Plaintiffs in this securities litigation have filed a motion in limine, seeking to preclude the defendants from establishing before the jury that the husband plaintiff was convicted more than five years ago in Massachusetts, for possessing cocaine with intent to distribute an offense for which he served six months in jail and a term of probation. The defendants oppose the motion, citing the recent decision of the Third Circuit Court of Appeals in Diggs v. Lyons, 741 F.2d 577 (3d Cir. 1984), cert. denied, ___ U.S. ___, 105 S. Ct. 2157, 85 L. Ed. 2d 513 (1984), to the effect that Rule 609(a) of the Federal Rules of Evidence mandates the admission of previous felony convictions for impeachment purposes in civil cases, and that the trial judge has discretion to exclude such evidence only when offered against a defendant in a criminal case.
I am, of course, bound to follow the Diggs holding, and there can be no question that the holding was that the trial judge must admit, for purposes of impeachment, evidence that the plaintiff in a civil case was previously convicted of a felony. Both the majority and dissenting opinions in Diggs recognized that the holding would lead to bizarre results, plainly not foreseen by the rule-makers; but the majority concluded that the language of Rule 609(a) and the legislative history left it no choice.

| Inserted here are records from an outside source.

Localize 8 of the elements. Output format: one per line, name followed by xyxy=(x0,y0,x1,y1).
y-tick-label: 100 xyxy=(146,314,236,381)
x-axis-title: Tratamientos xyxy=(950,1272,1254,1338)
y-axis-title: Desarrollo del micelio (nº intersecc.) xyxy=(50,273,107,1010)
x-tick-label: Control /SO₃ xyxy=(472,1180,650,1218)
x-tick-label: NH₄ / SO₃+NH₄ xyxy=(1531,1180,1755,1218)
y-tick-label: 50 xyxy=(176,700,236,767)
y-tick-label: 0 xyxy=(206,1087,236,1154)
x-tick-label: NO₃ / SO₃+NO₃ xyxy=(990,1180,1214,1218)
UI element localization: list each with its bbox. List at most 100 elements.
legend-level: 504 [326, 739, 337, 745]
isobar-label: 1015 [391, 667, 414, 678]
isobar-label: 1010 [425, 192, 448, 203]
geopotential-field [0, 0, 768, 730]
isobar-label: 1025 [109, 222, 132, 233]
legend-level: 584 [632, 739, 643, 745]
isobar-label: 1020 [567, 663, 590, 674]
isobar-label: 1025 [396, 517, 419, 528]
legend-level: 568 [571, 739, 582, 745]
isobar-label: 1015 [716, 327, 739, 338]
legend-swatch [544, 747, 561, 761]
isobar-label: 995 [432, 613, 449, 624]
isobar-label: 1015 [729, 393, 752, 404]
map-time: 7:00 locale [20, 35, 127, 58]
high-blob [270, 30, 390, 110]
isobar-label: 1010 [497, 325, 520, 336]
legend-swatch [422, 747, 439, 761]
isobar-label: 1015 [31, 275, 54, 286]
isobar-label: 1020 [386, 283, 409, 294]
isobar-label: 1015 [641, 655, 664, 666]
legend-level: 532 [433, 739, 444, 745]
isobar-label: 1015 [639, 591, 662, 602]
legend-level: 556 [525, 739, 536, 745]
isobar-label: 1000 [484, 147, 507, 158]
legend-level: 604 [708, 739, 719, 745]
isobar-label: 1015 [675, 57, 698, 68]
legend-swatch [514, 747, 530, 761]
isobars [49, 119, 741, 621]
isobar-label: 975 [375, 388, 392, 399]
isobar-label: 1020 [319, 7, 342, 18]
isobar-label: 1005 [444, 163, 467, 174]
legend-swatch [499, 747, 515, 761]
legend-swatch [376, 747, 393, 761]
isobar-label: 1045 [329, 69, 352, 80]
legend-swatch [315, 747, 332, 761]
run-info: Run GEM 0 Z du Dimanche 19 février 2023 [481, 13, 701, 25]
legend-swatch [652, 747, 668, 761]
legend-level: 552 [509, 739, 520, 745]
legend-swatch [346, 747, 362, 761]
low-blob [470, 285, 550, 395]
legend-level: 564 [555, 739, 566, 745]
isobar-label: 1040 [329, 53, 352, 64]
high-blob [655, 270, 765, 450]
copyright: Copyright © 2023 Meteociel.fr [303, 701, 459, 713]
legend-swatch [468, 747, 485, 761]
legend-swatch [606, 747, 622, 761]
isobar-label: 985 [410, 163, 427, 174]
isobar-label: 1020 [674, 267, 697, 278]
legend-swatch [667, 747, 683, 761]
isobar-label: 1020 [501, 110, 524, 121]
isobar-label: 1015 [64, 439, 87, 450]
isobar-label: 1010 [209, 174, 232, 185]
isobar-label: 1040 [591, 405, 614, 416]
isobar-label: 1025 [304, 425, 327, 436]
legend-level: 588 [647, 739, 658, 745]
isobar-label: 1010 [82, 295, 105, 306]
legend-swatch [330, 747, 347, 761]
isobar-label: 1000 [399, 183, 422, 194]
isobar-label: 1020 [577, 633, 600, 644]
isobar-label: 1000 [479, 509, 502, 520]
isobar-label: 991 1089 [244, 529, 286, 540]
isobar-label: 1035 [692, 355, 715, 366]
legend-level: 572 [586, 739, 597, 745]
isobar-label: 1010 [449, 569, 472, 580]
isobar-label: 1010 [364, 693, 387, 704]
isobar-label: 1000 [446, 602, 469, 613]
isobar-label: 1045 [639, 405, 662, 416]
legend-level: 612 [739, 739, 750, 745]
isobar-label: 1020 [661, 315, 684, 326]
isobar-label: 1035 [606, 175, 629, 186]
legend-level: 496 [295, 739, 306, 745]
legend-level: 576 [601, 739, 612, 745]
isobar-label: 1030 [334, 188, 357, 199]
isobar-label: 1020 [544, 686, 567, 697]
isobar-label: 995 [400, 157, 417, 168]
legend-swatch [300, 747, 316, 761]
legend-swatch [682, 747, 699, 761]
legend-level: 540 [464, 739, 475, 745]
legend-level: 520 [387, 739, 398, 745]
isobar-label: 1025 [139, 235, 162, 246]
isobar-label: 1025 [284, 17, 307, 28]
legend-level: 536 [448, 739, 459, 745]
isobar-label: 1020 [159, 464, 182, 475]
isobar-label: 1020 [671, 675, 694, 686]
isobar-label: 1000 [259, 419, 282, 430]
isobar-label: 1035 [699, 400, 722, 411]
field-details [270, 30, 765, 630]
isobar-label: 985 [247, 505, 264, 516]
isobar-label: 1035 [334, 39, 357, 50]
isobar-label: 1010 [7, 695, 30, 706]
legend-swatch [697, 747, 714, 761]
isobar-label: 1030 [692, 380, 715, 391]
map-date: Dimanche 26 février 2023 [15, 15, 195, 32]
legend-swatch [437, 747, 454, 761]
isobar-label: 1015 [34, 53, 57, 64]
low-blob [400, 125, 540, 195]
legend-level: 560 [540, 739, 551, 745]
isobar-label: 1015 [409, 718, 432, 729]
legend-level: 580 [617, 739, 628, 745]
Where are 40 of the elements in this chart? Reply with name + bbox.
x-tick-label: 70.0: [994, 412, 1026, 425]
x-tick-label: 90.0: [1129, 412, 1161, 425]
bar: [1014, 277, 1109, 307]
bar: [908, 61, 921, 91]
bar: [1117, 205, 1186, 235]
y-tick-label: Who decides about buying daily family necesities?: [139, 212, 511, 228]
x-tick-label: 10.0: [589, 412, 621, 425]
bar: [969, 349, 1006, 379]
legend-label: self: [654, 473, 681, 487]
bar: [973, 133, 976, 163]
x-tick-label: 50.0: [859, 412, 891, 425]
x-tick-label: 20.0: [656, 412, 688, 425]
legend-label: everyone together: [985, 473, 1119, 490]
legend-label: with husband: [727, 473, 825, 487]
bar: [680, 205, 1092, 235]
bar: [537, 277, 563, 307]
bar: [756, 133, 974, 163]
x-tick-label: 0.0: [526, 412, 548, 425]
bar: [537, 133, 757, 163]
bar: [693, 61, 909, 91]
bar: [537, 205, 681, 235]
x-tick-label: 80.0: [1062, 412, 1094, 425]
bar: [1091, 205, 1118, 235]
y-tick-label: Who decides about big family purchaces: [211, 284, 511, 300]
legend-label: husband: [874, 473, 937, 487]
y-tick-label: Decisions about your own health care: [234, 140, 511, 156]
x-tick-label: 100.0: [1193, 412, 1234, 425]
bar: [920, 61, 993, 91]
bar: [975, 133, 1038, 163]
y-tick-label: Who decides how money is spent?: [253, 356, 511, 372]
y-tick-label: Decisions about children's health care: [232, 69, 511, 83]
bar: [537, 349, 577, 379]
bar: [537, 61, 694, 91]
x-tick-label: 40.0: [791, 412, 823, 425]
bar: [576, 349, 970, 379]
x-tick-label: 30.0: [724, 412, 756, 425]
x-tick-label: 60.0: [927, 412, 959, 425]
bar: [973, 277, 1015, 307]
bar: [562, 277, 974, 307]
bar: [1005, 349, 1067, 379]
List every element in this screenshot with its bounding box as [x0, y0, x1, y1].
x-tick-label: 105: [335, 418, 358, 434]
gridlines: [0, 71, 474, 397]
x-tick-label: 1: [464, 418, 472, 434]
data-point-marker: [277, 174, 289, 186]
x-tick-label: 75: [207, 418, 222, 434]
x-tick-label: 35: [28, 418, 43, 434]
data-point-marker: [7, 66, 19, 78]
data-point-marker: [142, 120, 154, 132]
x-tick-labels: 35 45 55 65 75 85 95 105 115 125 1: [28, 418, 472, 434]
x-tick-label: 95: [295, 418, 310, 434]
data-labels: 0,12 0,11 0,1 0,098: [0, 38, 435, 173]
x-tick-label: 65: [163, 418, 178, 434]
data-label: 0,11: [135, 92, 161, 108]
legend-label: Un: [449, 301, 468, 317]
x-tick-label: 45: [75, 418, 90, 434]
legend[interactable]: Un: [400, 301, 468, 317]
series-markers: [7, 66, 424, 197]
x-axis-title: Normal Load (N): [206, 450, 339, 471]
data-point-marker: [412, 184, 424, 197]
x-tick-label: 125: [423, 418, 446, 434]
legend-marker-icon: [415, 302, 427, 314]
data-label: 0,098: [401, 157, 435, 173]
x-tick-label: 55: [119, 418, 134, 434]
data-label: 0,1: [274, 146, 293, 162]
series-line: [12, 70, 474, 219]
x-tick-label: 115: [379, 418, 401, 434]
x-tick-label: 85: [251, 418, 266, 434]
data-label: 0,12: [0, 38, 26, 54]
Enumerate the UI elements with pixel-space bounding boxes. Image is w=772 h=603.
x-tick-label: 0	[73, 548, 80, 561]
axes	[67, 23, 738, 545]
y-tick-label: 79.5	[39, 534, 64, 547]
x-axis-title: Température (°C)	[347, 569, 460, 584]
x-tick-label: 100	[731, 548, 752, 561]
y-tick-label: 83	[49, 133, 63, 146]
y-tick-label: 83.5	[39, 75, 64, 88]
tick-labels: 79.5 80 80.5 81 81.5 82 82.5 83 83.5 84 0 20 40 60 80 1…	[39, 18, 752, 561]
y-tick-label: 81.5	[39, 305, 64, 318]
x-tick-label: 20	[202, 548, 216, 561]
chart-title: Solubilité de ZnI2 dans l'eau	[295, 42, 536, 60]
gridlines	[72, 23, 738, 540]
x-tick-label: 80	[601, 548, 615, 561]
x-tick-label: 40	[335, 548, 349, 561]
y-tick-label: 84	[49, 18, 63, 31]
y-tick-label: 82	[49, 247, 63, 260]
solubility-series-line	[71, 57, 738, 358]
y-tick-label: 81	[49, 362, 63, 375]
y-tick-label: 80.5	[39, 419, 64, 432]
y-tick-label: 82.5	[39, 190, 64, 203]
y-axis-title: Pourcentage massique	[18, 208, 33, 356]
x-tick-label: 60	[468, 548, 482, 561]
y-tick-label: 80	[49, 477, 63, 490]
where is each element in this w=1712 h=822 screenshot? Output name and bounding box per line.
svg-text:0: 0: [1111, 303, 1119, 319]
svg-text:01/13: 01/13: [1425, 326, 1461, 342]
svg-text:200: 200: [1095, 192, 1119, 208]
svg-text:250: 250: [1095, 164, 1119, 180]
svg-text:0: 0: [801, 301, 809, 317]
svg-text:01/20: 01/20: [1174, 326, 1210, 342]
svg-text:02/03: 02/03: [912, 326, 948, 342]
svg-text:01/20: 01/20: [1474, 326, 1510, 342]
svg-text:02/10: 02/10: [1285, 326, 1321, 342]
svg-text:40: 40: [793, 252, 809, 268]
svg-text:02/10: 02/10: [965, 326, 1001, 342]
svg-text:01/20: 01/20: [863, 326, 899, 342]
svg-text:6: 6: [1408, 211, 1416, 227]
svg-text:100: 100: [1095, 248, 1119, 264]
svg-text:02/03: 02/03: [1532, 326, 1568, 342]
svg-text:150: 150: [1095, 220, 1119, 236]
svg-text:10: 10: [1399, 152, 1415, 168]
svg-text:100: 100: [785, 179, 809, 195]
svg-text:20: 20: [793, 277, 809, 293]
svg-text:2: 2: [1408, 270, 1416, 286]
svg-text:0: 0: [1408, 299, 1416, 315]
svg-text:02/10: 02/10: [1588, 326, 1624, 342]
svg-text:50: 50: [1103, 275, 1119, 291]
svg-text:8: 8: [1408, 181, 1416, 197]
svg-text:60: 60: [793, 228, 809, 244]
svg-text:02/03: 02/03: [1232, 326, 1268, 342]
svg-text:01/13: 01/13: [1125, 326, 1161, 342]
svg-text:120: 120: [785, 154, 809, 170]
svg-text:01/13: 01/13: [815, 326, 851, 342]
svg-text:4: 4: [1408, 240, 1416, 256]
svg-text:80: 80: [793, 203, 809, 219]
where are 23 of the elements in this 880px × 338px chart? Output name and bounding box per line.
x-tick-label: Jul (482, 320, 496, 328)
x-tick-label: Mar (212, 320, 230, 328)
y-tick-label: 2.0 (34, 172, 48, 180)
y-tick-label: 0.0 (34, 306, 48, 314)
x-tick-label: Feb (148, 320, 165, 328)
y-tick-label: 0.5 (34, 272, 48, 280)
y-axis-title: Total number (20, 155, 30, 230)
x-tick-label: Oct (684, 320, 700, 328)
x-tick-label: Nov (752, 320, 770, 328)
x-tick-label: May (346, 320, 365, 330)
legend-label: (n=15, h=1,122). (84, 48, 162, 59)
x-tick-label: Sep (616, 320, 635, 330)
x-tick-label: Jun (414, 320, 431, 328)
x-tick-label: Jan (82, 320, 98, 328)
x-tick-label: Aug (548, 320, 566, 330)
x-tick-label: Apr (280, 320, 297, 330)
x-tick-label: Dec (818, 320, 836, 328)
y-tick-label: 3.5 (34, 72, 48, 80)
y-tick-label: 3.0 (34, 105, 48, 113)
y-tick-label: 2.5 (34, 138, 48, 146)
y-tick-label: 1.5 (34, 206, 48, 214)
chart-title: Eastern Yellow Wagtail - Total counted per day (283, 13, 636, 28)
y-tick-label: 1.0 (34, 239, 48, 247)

Were it not for the Diggs holding (which is, as there acknowledged, at odds with all other appellate decisions on the subject), my analysis would proceed along the following lines: Rule 609(a) expressly provides that previous felony convictions are not admissible for purposes of impeachment unless "the court determines that the probative value of admitting this evidence outweighs its prejudicial effect to the defendant" (emphasis supplied); the words "to the defendant" refer to the person who was the defendant in the criminal case resulting in the felony conviction; therefore, the balancing test, and the exercise of discretion, is mandated in all cases, civil or criminal. It is very probably true that the net result would be to permit impeachment of non-party witnesses by evidence of their previous felony convictions a non-party witness is unlikely to have any interest in the trial which could be prejudiced by the use of such impeaching evidence. But with respect to parties to litigation, whether criminal or civil, the balance would often be struck in favor of excluding the prior convictions. I would reach this result from the language of Rule 609(a) itself, without the need to resort to Rule 403.
Of course, if Rule 403 were held applicable, the existence of discretionary authority to exclude such impeaching evidence would follow a fortiori. In U.S. v. Wong, 703 F.2d 65 (3d Cir.1983) (per curiam), the court held that Rule 403 does not override specific provisions of other rules, but is merely a catch-all provision governing situations *384 not dealt with explicitly elsewhere in the Rules. The Wong case involved impeachment by conviction of crimen falsi, under Rule 609(a) (2), and it would indeed be difficult to reconcile Rule 403's balancing test with the mandatory language of Rule 609(a) (2). I suggest, however, that here is no inconsistency between Rule 403 and the first clause of Rule 609(a). The latter is certainly not an express requirement that previous felony convictions be received for impeachment such prior convictions are not to be admitted in evidence unless their probative value outweighs their prejudice.
It is not altogether clear whether the Diggs court held that the words "prejudicial effect to the defendant" referred only to defendants in criminal cases, or whether the ruling was merely that these words do not include plaintiffs in civil cases, or non-party witnesses. If the latter reading is the correct one, I respectfully suggest that there may well be due process and equal protection implications in the holding.
Be all that as it may, I am required to apply the law as established in Diggs. Plaintiffs' motion in limine will therefore be denied.
It will, of course, remain open for the court to instruct the jury concerning the weight to be given to such impeaching evidence, if offered.